By the time the plot exhausts itself, the rich man and poor man will have swapped circumstances, the angel will have gotten a taste of what it means to be human, and everyone will have learned some valuable lessons—and resolved to overthrow modern capitalism.

Reeves fun with the role, as a fallen angel who finds he loves dancing and Mexican food, although again, most of the ideas in this plot were done better in the Wenders film—and in City of Angels, the Nicolas Cage/Meg Ryan Wings of Desire remake that, like Good Fortune, was set in Los Angeles.

Good Fortune might’ve amounted to more if the script had been tighter. But the premise reshuffles every 15 minutes. It’s also strangely sexless—Reeves’ fall to humanity, for some reason, never entails any romantic desire (women, though, can’t stop falling all over him). And Palmer, so memorable in films like Nope and Just One of Them Days, is given almost nothing to play at all.

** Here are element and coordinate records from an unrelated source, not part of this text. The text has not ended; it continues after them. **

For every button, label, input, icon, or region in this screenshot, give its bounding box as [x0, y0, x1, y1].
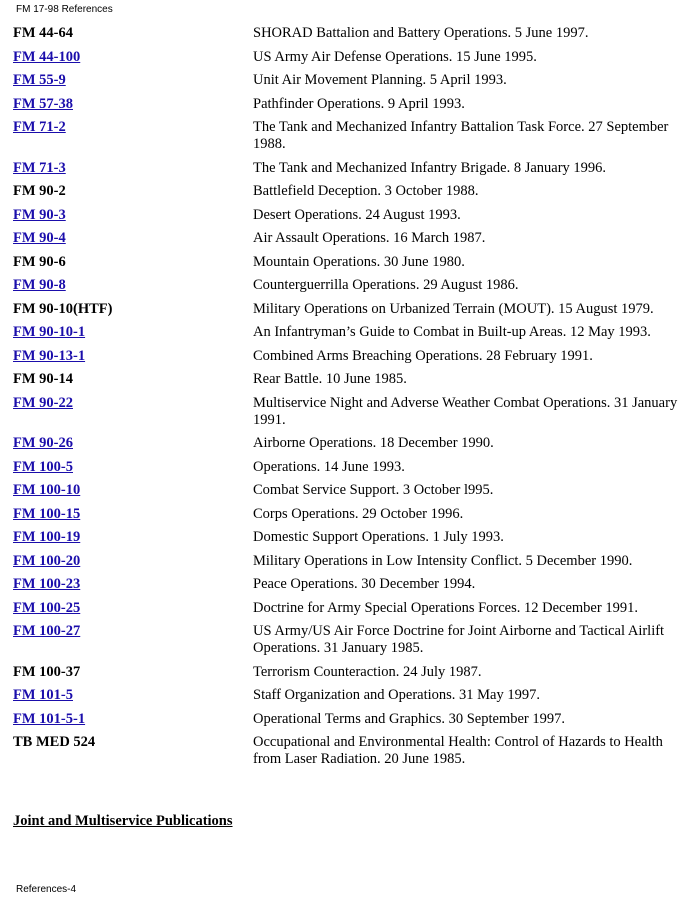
reference-row: [13, 576, 685, 593]
reference-link[interactable]: FM 100-5: [13, 458, 73, 475]
reference-row: [13, 72, 685, 89]
reference-link[interactable]: FM 100-20: [13, 552, 81, 569]
reference-title: Pathfinder Operations. 9 April 1993.: [253, 95, 465, 112]
reference-link[interactable]: FM 90-4: [13, 230, 66, 246]
reference-title: Combat Service Support. 3 October l995.: [253, 482, 494, 498]
reference-row: [13, 664, 685, 681]
reference-row: [13, 49, 685, 66]
reference-row: [13, 553, 685, 570]
reference-title: Counterguerrilla Operations. 29 August 1986.: [253, 277, 519, 293]
reference-title: Desert Operations. 24 August 1993.: [253, 206, 461, 223]
reference-row: [13, 96, 685, 113]
reference-title: Terrorism Counteraction. 24 July 1987.: [253, 663, 482, 680]
reference-row: [13, 324, 685, 341]
reference-title: Rear Battle. 10 June 1985.: [253, 371, 407, 387]
reference-title: Battlefield Deception. 3 October 1988.: [253, 183, 479, 199]
reference-title: Unit Air Movement Planning. 5 April 1993.: [253, 72, 507, 88]
reference-id-cell: [13, 664, 253, 681]
reference-title: Staff Organization and Operations. 31 May 1997.: [253, 687, 540, 703]
reference-id-cell: [13, 72, 253, 89]
reference-row: [13, 482, 685, 499]
reference-title: SHORAD Battalion and Battery Operations. 5 June 1997.: [253, 25, 589, 41]
reference-id-cell: [13, 576, 253, 593]
reference-row: [13, 183, 685, 200]
reference-row: [13, 207, 685, 224]
reference-id-cell: [13, 482, 253, 499]
reference-link[interactable]: FM 44-100: [13, 48, 81, 65]
reference-row: [13, 301, 685, 318]
reference-link[interactable]: FM 101-5-1: [13, 710, 86, 727]
reference-id-cell: [13, 301, 253, 318]
reference-id-cell: [13, 395, 253, 412]
reference-row: [13, 600, 685, 617]
reference-row: [13, 25, 685, 42]
reference-id-cell: [13, 324, 253, 341]
reference-id-cell: [13, 277, 253, 294]
reference-link[interactable]: FM 90-10-1: [13, 324, 86, 340]
reference-row: [13, 435, 685, 452]
reference-link[interactable]: FM 90-22: [13, 394, 73, 411]
reference-title: Combined Arms Breaching Operations. 28 February 1991.: [253, 347, 593, 364]
reference-link[interactable]: FM 90-13-1: [13, 347, 86, 364]
reference-row: [13, 254, 685, 271]
reference-id-cell: [13, 371, 253, 388]
reference-title: The Tank and Mechanized Infantry Battalion Task Force. 27 September 1988.: [253, 119, 669, 152]
reference-id-cell: [13, 734, 253, 751]
reference-link[interactable]: FM 100-23: [13, 576, 81, 592]
reference-title: US Army Air Defense Operations. 15 June 1995.: [253, 48, 537, 65]
reference-link[interactable]: FM 100-19: [13, 529, 81, 545]
reference-id: FM 90-2: [13, 183, 66, 199]
reference-row: [13, 119, 685, 153]
reference-id: FM 90-6: [13, 253, 66, 270]
reference-id-cell: [13, 600, 253, 617]
running-header: FM 17-98 References: [16, 4, 113, 15]
reference-title: US Army/US Air Force Doctrine for Joint Airborne and Tactical Airlift Operations. 31 January 1985.: [253, 623, 665, 656]
reference-row: [13, 711, 685, 728]
reference-id-cell: [13, 207, 253, 224]
reference-id-cell: [13, 348, 253, 365]
reference-title: Doctrine for Army Special Operations Forces. 12 December 1991.: [253, 599, 638, 616]
reference-row: [13, 371, 685, 388]
reference-row: [13, 395, 685, 429]
reference-title: Military Operations on Urbanized Terrain (MOUT). 15 August 1979.: [253, 300, 654, 317]
reference-link[interactable]: FM 100-10: [13, 482, 81, 498]
reference-id-cell: [13, 160, 253, 177]
reference-title: Military Operations in Low Intensity Conflict. 5 December 1990.: [253, 552, 633, 569]
reference-title: Occupational and Environmental Health: Control of Hazards to Health from Laser Radiation. 20 June 1985.: [253, 734, 663, 767]
reference-row: [13, 623, 685, 657]
reference-list: [13, 25, 685, 775]
reference-title: Air Assault Operations. 16 March 1987.: [253, 230, 486, 246]
reference-title: Multiservice Night and Adverse Weather Combat Operations. 31 January 1991.: [253, 394, 678, 428]
reference-id-cell: [13, 96, 253, 113]
reference-title: Airborne Operations. 18 December 1990.: [253, 435, 494, 451]
reference-id: FM 90-10(HTF): [13, 300, 113, 317]
reference-link[interactable]: FM 101-5: [13, 687, 73, 703]
reference-link[interactable]: FM 90-3: [13, 206, 66, 223]
page-footer: References-4: [16, 884, 77, 895]
reference-row: [13, 529, 685, 546]
reference-id: TB MED 524: [13, 734, 96, 750]
reference-link[interactable]: FM 71-2: [13, 119, 66, 135]
reference-link[interactable]: FM 100-27: [13, 623, 81, 639]
reference-row: [13, 348, 685, 365]
reference-link[interactable]: FM 100-25: [13, 599, 81, 616]
reference-row: [13, 160, 685, 177]
reference-title: Operations. 14 June 1993.: [253, 458, 405, 475]
reference-id-cell: [13, 553, 253, 570]
reference-title: The Tank and Mechanized Infantry Brigade. 8 January 1996.: [253, 159, 607, 176]
reference-row: [13, 459, 685, 476]
reference-id-cell: [13, 459, 253, 476]
reference-id-cell: [13, 183, 253, 200]
section-heading: Joint and Multiservice Publications: [13, 813, 233, 829]
reference-row: [13, 277, 685, 294]
reference-id-cell: [13, 711, 253, 728]
reference-row: [13, 687, 685, 704]
reference-id-cell: [13, 119, 253, 136]
reference-id-cell: [13, 687, 253, 704]
reference-id-cell: [13, 254, 253, 271]
reference-title: Domestic Support Operations. 1 July 1993.: [253, 529, 504, 545]
reference-title: Corps Operations. 29 October 1996.: [253, 505, 464, 522]
reference-link[interactable]: FM 57-38: [13, 95, 73, 112]
reference-link[interactable]: FM 55-9: [13, 72, 66, 88]
reference-title: Operational Terms and Graphics. 30 September 1997.: [253, 710, 565, 727]
reference-id: FM 90-14: [13, 371, 73, 387]
reference-id: FM 44-64: [13, 25, 73, 41]
reference-link[interactable]: FM 71-3: [13, 159, 66, 176]
reference-id-cell: [13, 435, 253, 452]
reference-link[interactable]: FM 90-26: [13, 435, 73, 451]
reference-id-cell: [13, 529, 253, 546]
reference-link[interactable]: FM 90-8: [13, 277, 66, 293]
reference-id-cell: [13, 623, 253, 640]
reference-id-cell: [13, 25, 253, 42]
reference-id-cell: [13, 230, 253, 247]
reference-row: [13, 506, 685, 523]
reference-row: [13, 734, 685, 768]
reference-title: Mountain Operations. 30 June 1980.: [253, 253, 465, 270]
reference-id-cell: [13, 506, 253, 523]
reference-title: An Infantryman’s Guide to Combat in Built-up Areas. 12 May 1993.: [253, 324, 651, 340]
reference-link[interactable]: FM 100-15: [13, 505, 81, 522]
reference-row: [13, 230, 685, 247]
reference-id: FM 100-37: [13, 663, 81, 680]
reference-id-cell: [13, 49, 253, 66]
reference-title: Peace Operations. 30 December 1994.: [253, 576, 476, 592]
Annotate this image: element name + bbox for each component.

The film has a socialist agenda. If a character’s not running a union drive, the heroes are giving earnest speeches about the need for redistribution of wealth. The modern gig economy and the venture capitalists that back it could use a skewering-—although in this film’s universe, VCs don’t seem to be required to go to the office or do any work at all. But Good Fortune gets to the point where the politics start to overwhelm the story. And the earnest progressive politics are undercut by the director agreeing to perform at the Riyadh Comedy Festival.